We stopped at another petroglyphs site, Papa Vaka where again the turtles, doubled hulled canoes and sharks where very visible in the volcanic rock. We also stopped at Te Pito Kura, which not only has one of the last standing Moais (drawings made by a European ship in 1888 of this statue standing tall prove it outlasted the rebellion wars but then sometime after this it was toppled too) but also a rock bought from the great island the ancients came from. This was believed to be an island somewhere between Tahiti and Hawaii, that suffered some horrible fate that required all its inhabitants to find a new land. The leader, Hotu Matu'a led his people (and those slaves) to Te Pito O Te Henga and with him he bought his shiny round magnetic rock as a talisman. Like the Motaeki boulders in NZ, is was a perfectly spherical shape but unfortunately we could not confirm the magnetic qualities as there is now a wall around it to prevent touching. Scientists believe it's actually a meteor. Either theory works well for me.

The final stop of the full day tour was Anakena beach,(which is also where the half marathon ends!) it's a beautiful white sandy beach with several more resurrected Moais and imported Hawaiian coconut trees. We took a walk around, had a little paddle then stopped to just watch the waves coming in and going out again. Very peaceful place and one we will revisit before the week is out. The drive home was via the half marathon route (only backwards) and it helped quell some fears we'd been having about the hills!

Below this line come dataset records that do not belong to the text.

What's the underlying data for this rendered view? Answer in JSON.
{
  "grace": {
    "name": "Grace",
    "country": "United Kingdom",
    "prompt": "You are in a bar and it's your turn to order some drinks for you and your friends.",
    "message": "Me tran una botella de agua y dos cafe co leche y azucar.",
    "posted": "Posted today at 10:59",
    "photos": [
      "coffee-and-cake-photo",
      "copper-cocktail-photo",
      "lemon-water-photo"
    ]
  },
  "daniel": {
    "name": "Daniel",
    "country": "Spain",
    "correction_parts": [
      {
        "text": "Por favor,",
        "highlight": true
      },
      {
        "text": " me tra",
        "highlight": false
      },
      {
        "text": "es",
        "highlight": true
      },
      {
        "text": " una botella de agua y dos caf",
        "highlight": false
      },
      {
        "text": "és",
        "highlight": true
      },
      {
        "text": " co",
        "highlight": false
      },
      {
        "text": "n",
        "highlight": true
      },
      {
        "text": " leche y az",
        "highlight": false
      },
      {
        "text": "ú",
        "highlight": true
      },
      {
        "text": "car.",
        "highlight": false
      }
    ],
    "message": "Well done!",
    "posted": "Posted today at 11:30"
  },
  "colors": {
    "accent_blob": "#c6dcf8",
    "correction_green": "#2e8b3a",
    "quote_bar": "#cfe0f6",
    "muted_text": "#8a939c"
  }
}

 Patricio showed us Haka Honu, a cafe on the harbour front that is great for sunset viewing so we got out there and said goodbye to him. It was a brilliant tour and he was a great guide, We ordered a snack to share (see previous point about food sizes) and a couple of beers and looked at all our photos. After a brief respite back at the hotel, we went to the Internet cafe to get wifi codes (the readily available internet promised to us on the hotel website has not worked since we got here and surprise, the host did not seem to care when we told her!) and sat ourselves in the restaurant Krava downstairs.   We ordered a tuna, rice and salad plate to share and watched some of the Chile v Mexico football game whilst also catching up with the world on Facebook and with emails. 

Such an amazing day in one of the most beautiful places in the world! Life is good.